The Democratic line on the ongoing Supreme Court fight is pretty straightforward. Indeed, Sen. Elizabeth Warren (D-Mass.) summarized it well a couple of weeks ago when she told her Republican colleagues, "Do your job
For weeks, the Republican response has been rooted in semantics. Technically, the Constitution gives the Senate an "advise and consent" role in the confirmation process, but since the document doesn't literally say senators have to vote on a nominee, the GOP argument goes, then maybe Republicans can do their jobs by refusing to do their jobs.
It's a clumsy and unpersuasive pitch, but that's the talking point and they're sticking to it.
At least, that's the argument now
. Right Wing Watch yesterday dug up
an interesting quote from Senate Judiciary Committee Chairman Chuck Grassley (R-Iowa), who said in 2005, in reference to judicial confirmations, "Let's do our jobs."

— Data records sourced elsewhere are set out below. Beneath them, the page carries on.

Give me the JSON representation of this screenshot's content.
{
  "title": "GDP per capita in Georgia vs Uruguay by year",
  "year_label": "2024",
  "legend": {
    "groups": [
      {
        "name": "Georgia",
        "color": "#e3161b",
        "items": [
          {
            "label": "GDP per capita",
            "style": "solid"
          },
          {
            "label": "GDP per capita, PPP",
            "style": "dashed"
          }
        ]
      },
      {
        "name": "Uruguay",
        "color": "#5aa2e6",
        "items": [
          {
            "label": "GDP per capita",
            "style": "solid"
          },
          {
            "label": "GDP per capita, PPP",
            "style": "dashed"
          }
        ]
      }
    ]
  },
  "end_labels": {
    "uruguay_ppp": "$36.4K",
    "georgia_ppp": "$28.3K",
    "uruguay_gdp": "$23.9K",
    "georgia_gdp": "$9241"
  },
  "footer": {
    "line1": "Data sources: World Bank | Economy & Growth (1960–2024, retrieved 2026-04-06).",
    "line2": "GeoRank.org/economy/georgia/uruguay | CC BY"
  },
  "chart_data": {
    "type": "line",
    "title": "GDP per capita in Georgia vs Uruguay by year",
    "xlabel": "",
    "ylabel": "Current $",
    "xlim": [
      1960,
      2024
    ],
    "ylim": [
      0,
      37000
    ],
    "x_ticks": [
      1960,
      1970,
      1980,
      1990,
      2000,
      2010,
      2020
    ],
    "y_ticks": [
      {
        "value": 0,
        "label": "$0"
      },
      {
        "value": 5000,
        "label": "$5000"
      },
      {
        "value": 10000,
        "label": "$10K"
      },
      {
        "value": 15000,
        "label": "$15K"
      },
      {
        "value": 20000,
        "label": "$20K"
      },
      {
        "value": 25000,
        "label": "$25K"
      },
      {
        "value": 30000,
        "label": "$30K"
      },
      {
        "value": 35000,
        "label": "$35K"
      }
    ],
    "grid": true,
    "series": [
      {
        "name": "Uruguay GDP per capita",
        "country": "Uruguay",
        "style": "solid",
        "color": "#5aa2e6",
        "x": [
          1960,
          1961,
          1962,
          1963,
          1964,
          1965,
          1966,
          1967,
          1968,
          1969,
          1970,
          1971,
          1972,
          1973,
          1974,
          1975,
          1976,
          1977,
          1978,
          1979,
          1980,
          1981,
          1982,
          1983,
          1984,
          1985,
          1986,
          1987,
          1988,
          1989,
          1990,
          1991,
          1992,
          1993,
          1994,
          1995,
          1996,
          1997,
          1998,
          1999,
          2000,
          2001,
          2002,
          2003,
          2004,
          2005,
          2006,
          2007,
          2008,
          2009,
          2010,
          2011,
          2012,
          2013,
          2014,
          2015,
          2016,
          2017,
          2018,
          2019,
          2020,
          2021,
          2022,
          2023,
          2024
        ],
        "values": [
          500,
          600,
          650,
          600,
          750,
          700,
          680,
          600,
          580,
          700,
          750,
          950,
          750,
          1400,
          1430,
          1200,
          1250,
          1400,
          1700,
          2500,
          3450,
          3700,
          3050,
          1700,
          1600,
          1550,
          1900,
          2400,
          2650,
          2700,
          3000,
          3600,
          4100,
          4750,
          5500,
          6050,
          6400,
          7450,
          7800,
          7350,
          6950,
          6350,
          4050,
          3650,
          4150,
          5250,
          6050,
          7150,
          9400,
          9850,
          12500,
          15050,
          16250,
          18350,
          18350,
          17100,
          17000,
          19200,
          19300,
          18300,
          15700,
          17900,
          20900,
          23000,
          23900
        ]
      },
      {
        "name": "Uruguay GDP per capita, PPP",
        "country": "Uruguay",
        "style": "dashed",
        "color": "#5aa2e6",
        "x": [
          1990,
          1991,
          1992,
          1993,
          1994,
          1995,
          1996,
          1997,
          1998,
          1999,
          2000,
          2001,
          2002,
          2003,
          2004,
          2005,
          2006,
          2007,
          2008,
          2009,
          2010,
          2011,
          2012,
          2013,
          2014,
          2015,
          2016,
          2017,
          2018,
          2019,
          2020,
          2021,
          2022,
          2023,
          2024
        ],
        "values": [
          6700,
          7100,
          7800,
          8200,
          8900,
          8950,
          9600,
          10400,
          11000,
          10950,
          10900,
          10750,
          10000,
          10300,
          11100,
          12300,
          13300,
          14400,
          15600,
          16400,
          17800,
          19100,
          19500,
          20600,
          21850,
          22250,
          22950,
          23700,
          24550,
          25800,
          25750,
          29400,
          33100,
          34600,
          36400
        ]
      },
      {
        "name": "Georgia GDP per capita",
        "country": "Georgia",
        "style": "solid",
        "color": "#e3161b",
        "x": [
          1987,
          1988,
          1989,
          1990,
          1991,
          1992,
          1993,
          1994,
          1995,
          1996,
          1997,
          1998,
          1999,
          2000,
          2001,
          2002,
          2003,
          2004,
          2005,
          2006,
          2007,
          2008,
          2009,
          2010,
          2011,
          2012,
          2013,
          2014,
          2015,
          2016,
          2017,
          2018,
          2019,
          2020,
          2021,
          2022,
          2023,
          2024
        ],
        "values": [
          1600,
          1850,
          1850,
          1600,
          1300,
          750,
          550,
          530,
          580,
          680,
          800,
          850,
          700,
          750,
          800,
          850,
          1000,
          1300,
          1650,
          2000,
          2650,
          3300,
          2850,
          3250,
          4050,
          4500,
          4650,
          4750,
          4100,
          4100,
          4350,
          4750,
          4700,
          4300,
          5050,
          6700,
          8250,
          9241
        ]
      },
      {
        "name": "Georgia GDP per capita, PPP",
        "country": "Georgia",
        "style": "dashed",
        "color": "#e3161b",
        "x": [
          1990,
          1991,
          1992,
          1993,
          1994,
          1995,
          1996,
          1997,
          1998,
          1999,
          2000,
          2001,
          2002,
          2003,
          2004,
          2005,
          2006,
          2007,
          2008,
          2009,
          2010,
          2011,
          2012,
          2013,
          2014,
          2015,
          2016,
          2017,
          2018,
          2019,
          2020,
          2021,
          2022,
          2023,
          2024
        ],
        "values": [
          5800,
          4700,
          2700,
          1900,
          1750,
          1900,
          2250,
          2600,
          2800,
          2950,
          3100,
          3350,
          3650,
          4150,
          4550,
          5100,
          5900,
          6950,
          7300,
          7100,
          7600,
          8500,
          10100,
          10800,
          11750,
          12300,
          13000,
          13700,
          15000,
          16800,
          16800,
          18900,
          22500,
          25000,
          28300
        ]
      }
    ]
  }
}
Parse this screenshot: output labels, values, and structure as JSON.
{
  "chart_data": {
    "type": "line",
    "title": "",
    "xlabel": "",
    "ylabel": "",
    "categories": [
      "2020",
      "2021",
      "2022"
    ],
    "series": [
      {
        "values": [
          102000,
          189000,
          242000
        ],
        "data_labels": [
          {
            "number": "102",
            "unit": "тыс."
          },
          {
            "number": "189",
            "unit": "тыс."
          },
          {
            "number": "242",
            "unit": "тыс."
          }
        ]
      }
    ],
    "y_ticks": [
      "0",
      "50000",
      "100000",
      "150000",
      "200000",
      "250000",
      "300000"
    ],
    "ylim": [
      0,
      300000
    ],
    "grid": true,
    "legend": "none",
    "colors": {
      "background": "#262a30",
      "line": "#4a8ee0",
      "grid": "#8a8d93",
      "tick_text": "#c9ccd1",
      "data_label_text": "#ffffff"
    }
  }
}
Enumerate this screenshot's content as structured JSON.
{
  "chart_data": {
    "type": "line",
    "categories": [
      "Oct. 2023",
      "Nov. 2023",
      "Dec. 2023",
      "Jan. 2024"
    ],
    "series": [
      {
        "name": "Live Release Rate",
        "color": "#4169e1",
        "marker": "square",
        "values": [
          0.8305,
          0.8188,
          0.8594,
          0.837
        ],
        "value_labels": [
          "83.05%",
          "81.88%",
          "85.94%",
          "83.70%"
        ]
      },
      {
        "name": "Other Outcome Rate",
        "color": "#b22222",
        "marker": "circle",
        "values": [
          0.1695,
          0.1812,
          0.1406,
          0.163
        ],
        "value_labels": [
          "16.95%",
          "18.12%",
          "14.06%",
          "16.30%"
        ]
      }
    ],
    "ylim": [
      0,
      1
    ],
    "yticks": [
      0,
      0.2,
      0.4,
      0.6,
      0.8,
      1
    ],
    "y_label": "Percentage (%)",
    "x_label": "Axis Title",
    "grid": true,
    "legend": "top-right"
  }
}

Eleven years ago, with a Republican in the White House, Grassley was emphatic that the Senate act quickly on the president's judicial nominations, telling colleagues that slowing down the confirmation process was "like being a bully on the schoolyard playground." According to Grassley in 2005, for the Senate to do its job, George W. Bush's nominees would have to receive up-or-down votes.
In May 2005, Grassley said to deny a senator an up-or-down vote on a judicial nominee would be to undermine a senator's "constitutional responsibility."
Perhaps, the right will argue, standards change when it's a seat on the Supreme Court at stake. Maybe so. But the same Right Wing Watch report
noted that when then-President George W. Bush nominated Samuel Alito to the high court Grassley issued a fascinating press release quoting Alexander Hamilton:
The Constitution provides that the President nominates a Supreme Court Justice, and the Senate provides its advice and consent, with an up or down vote. In Federalist 66, Alexander Hamilton wrote, "it will be the office of the President to nominate, and, with the advice and consent of the Senate, to appoint. There will, of course, be no exertion of choice on the part of the Senate. They may defeat one choice of the Executive, and oblige him to make another; but they cannot themselves choose -- they can only ratify or reject the choice he may have made."
Grassley now believes, however, that he has the authority to block a qualified Supreme Court nominee from even receiving a confirmation hearing.
Obviously, 2005 Grassley would be outraged by 2016 Grassley. In fact, given Senate Republicans' propensity for making up "rules"
out of whole cloth, perhaps these new revelations could serve as the basis for a Grassley Rule: in order for senators to do their job, they actually have to consider Supreme Court nominees.